Born in England and raised in Canada by Pakistani parents, Zarqa Nawaz has always lived in two very different cultures at the same time. Navigating a more liberal culture while staying true to her parents conservative culture made for some very interesting experiences to say the least. It seems that the best way to remain sane in this sort of situation is to look at it all with humour. And that is exactly what Zarqa has done.
In 2007, Zarqa brought to Canadian television a hilarious, momentous television show called Little Mosque on the Prairie. Set in Saskatchewan, the show was a comical look at the relationship between Muslims and non-Muslims in a small town. And it was hilarious. Now, the hilarity continues in her fabulous memoir Laughing All the Way to the Mosque.

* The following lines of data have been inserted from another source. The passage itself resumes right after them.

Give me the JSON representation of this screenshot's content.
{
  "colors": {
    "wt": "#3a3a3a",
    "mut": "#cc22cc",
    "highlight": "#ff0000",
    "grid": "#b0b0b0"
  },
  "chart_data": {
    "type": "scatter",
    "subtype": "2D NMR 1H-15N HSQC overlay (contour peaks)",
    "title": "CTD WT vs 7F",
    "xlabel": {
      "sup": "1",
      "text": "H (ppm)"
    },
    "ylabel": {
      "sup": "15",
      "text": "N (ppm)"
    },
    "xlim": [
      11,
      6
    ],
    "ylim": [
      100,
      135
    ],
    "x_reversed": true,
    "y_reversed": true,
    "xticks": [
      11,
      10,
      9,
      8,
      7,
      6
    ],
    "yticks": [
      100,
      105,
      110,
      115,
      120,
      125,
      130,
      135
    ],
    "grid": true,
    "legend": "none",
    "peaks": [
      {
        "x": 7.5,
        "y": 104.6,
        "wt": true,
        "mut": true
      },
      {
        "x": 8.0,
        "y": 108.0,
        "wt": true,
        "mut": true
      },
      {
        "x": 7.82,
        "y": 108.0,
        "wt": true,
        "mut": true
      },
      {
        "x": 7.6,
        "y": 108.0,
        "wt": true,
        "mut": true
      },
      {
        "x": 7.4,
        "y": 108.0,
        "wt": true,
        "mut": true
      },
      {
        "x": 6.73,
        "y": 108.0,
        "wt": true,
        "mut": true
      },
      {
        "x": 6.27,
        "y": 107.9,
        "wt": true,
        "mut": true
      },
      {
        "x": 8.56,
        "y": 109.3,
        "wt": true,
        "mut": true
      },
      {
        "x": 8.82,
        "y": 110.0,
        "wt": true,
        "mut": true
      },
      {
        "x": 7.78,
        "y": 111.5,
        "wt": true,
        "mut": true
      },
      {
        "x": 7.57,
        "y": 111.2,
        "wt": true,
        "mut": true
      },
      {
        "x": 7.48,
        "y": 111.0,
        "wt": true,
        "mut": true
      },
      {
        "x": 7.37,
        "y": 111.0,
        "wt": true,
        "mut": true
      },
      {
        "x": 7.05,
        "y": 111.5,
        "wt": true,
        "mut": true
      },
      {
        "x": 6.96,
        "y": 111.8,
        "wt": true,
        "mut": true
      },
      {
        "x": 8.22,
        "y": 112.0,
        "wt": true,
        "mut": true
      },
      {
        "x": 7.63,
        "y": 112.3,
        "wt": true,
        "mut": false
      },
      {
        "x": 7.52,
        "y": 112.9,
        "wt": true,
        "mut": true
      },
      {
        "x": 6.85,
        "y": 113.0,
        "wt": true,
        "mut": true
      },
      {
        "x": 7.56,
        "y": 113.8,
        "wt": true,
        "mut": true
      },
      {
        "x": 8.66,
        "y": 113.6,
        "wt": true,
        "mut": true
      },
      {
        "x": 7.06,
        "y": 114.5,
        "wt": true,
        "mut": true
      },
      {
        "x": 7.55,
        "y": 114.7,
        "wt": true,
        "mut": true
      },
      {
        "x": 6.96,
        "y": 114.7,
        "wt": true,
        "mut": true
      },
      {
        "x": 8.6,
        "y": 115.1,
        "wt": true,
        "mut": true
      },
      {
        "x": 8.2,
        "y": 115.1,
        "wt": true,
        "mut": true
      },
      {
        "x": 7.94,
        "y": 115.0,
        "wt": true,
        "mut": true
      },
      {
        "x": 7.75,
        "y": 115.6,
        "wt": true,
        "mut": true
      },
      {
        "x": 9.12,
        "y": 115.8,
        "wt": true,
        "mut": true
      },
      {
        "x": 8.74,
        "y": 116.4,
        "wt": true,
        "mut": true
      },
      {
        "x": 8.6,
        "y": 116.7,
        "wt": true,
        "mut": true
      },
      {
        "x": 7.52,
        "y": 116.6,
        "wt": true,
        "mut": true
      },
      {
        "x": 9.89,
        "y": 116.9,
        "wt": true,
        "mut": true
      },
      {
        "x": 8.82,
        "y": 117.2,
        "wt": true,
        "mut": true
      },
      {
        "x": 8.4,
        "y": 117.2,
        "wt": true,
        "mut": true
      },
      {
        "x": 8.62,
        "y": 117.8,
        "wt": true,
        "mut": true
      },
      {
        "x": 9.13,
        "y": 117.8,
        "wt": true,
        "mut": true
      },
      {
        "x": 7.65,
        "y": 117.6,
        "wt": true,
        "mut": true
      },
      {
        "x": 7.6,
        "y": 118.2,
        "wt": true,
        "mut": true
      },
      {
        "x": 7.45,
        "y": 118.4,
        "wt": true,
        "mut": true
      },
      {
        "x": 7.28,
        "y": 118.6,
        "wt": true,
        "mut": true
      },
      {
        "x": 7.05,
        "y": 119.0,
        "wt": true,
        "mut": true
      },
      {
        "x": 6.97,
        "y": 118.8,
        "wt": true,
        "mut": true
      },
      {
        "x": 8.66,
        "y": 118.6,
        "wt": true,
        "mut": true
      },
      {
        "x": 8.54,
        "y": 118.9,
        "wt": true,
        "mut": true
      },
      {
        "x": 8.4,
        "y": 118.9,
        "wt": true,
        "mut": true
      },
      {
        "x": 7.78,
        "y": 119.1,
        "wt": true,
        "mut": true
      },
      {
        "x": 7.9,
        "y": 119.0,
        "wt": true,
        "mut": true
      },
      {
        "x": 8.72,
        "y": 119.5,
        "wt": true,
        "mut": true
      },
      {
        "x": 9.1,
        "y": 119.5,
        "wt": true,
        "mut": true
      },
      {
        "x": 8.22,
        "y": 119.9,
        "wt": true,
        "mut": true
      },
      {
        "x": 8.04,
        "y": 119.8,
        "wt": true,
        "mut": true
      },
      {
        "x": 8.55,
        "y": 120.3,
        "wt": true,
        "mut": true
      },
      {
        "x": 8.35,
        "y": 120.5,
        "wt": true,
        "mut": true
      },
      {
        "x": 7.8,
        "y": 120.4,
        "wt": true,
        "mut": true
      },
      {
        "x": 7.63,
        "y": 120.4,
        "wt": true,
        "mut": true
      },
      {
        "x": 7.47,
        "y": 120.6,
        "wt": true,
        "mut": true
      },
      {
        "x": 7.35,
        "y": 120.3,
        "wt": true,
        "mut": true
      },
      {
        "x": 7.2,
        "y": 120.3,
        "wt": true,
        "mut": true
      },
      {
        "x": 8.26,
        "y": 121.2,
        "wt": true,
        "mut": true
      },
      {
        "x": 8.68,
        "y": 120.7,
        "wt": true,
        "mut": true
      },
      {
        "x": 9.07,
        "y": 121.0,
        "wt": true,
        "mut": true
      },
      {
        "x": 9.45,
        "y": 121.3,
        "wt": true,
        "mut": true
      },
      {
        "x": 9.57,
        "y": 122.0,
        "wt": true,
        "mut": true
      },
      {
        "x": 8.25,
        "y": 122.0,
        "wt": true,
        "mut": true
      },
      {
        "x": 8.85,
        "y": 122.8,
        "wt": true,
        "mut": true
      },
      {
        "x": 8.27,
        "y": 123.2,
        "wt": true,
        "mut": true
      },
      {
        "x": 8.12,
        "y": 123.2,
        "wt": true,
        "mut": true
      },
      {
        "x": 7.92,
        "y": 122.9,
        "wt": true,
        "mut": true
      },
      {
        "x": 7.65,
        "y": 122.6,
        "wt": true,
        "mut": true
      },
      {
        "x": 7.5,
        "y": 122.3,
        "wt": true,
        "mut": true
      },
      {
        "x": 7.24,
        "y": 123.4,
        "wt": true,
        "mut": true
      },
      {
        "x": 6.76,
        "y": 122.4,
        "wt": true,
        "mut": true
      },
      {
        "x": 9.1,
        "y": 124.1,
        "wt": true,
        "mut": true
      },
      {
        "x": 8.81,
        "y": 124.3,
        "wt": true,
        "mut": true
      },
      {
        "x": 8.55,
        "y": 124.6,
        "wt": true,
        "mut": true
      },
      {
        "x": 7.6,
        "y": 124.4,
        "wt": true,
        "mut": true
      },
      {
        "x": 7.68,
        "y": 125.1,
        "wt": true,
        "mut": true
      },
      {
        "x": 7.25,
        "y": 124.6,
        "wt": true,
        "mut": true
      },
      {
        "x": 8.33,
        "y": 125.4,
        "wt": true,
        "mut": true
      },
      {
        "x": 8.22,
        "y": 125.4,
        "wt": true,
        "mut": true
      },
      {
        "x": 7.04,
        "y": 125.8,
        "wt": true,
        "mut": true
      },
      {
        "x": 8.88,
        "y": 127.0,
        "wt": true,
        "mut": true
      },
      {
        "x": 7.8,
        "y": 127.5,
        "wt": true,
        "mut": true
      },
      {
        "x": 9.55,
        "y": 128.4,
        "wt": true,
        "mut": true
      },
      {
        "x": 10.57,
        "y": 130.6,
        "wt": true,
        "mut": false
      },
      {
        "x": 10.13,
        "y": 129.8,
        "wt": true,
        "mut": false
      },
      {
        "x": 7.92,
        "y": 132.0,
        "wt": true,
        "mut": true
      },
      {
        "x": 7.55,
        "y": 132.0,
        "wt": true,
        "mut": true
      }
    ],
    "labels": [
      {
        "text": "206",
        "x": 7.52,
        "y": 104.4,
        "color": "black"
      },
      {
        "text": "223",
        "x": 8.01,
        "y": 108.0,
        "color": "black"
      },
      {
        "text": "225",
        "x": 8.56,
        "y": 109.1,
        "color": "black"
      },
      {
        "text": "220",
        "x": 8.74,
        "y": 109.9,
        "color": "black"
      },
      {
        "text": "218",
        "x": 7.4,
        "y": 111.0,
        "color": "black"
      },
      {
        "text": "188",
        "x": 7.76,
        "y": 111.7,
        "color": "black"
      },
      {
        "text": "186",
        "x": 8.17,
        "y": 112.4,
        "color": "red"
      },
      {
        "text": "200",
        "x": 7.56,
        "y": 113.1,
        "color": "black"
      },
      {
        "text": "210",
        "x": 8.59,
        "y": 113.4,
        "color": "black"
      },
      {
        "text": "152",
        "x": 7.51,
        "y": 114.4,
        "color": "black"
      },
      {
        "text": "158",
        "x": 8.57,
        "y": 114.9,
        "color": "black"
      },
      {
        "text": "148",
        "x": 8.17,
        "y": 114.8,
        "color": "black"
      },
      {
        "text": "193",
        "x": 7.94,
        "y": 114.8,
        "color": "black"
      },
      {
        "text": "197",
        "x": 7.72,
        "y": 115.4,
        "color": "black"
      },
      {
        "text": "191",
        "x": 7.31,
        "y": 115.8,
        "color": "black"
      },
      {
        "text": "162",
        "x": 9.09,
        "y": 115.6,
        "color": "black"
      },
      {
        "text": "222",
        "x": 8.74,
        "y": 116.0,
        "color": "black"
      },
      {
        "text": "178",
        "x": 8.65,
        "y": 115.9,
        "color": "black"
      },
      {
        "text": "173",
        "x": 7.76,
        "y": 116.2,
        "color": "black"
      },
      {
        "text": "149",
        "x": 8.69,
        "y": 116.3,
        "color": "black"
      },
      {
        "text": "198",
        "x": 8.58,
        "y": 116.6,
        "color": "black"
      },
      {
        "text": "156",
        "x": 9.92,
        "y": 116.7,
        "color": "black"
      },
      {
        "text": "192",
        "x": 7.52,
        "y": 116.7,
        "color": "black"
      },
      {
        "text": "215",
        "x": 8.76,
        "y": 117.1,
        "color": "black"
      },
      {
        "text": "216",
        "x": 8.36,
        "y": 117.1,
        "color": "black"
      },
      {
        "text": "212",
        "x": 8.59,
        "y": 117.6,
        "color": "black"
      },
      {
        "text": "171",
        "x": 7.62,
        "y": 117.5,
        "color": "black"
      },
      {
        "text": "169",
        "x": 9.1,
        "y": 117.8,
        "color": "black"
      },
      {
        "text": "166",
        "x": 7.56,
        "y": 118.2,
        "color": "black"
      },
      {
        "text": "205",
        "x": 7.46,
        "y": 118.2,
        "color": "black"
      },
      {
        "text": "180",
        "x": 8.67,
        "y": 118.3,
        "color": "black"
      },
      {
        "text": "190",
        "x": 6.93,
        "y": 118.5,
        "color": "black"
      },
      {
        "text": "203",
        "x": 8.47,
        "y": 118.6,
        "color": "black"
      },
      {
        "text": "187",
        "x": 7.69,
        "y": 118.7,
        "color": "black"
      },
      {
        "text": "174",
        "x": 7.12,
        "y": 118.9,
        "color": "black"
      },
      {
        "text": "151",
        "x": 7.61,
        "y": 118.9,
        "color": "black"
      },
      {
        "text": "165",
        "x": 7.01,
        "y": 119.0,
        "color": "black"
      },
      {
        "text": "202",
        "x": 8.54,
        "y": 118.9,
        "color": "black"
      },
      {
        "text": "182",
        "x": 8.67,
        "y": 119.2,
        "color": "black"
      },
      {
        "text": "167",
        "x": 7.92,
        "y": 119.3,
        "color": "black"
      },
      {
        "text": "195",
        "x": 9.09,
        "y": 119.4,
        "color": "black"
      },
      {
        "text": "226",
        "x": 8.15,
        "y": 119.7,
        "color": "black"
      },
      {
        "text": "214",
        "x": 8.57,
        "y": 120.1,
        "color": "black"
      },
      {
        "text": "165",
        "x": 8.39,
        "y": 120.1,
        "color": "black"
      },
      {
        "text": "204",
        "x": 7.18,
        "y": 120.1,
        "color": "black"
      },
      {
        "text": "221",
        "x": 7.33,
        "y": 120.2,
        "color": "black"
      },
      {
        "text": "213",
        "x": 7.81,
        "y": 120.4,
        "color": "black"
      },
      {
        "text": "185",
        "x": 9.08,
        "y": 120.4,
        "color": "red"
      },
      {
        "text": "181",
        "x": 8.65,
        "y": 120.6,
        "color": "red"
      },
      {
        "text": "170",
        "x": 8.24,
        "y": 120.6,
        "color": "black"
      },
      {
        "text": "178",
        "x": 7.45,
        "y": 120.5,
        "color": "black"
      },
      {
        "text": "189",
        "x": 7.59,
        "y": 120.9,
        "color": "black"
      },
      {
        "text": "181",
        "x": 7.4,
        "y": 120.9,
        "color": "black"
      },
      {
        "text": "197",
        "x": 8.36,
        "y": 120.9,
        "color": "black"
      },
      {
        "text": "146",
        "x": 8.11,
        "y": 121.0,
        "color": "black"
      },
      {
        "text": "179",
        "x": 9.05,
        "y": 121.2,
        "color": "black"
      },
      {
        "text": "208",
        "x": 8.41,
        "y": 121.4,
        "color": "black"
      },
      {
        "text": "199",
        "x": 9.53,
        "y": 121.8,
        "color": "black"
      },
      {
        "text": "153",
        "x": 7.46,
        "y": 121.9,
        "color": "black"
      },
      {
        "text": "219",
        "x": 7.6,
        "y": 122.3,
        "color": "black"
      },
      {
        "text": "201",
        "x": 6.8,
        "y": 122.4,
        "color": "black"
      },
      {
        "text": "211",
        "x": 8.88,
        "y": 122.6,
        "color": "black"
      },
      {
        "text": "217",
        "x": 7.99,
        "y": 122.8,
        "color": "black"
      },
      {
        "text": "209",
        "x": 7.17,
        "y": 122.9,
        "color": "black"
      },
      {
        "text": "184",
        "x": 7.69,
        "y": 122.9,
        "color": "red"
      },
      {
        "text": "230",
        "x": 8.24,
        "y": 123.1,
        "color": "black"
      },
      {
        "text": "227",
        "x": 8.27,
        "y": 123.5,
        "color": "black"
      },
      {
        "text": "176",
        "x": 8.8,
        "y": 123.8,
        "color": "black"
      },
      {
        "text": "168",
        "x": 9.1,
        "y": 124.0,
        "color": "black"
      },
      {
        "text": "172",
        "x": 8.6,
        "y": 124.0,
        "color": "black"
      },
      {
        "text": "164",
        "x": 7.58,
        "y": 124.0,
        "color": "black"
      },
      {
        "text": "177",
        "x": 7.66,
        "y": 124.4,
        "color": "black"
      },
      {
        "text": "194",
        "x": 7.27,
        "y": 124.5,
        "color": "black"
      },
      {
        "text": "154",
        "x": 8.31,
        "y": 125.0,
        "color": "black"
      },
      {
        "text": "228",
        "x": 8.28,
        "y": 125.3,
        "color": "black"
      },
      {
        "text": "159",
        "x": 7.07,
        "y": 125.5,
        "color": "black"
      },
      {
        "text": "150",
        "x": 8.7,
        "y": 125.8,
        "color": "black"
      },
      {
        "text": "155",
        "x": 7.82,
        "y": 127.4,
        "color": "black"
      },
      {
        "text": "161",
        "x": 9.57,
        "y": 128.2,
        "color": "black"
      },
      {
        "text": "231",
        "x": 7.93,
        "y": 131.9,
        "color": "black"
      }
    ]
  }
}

From being a young girl trying to convince her mother she should take peanut butter sandwiches to school rather than curry chicken drumsticks, to trying to explain to a plumber why her toilet must be within arms length of the sink, Nawaz looks at her life full of culture clashes with fondness and humour. There is the traditional stuff like arranged marriages and a pilgrimage to Mecca and the non-traditional stuff like playing the Newlywed Game at Muslim youth camp. There’s serious subjects, like what it’s like to be Muslim in the days following 9/11 and separation of genders in religious services, and hilarious moments involving trying to find enough halal chicken thighs to feed over 100 people the day before Eid.
I absolutely enjoyed this book. I read an excerpt online and immediately went to get a copy of the book. I watched Little Mosque each week and many other times in reruns and the humour you see on the screen is what you get here on the page. I was laughing out loud, reading passages to my husband and making him laugh out loud, and recommending this book to friends.
Part of the reason why I find this book so funny is because I’ve spent my entire life with people just like Zarqa, people with immigrant Muslim parents whose entire lives have been spent immersed in Canadian culture. But I will say, that you don’t need to have that experience to find this book funny. You don’t need to know much about Islam either. I’m not saying that this is the book to learn all about it, but it definitely challenges any negative attitudes that are directed toward the faith.
At the heart of it, this isn’t just a book about growing up Muslim. It’s about growing up in a culture that is not your parents, about the clashes between parents and children, and about being the odd one out on the playground, both as a child and in life. Many people will see themselves in this book, even if they have nothing in common with Zarqa. Except for crazy family members, we have all that in common.